Eşinin eyleminde kararlı olduğunu kaydeden Uyar, "O, bu sorumluluğu aldı. Bizlerin onların yükünü hafifletmemiz gerekiyor" dedi. Bütün politik tutsakların serbest bırakılmasını istediklerini belirten Uyar, "Reşit, Öcalan'ın özgürlüğünün Kürt halkının özgürlüğünü ifade ettiğini aktardı. Tek talepleri Sayın Öcalan üzerindeki tecridin bir an önce kaldırılmasıdır. Bizler de Sayın Öcalan üzerindeki bu tecridin son bulmasını istiyoruz. Sayın Öcalan ve siyasi tutsaklar üzerindeki bu tecrit sürdükçe hepimiz tecrit altında olacağız. Bugün cezaevlerindeki tecrit her yere yayılmış" ifadelerini kullandı.
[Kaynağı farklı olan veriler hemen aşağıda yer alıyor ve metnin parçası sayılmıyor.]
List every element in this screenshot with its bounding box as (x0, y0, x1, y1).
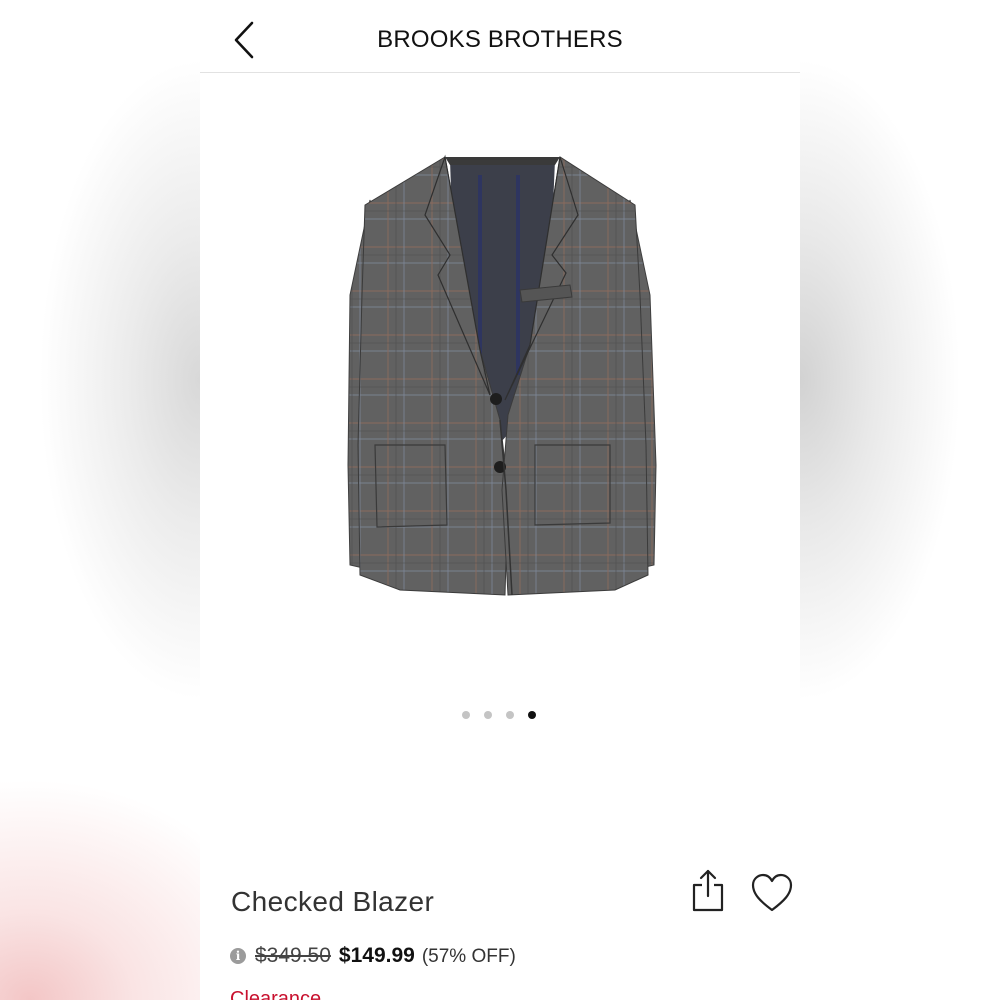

Tecride karşı sessizliği eleştiren Uyar, şunları söyledi: "Hırsızlara ve tecavüzcülere af getirip bırakıyorlar. Ancak kendi topraklarında 'ben Kürdüm' diyen birini yıllarca cezaevinde tutuyorlar. Bu insanlar kimsenin malına, mülküne el koymamış. Tek suçları Kürt olmaktır. Eğer biz güçlü bir dayanışma sergilersek, bu eylem sonuç alacaktır. Var olan sorun çözüme kavuşacaktır. Herkes sorumluluk alarak hareket etmeli."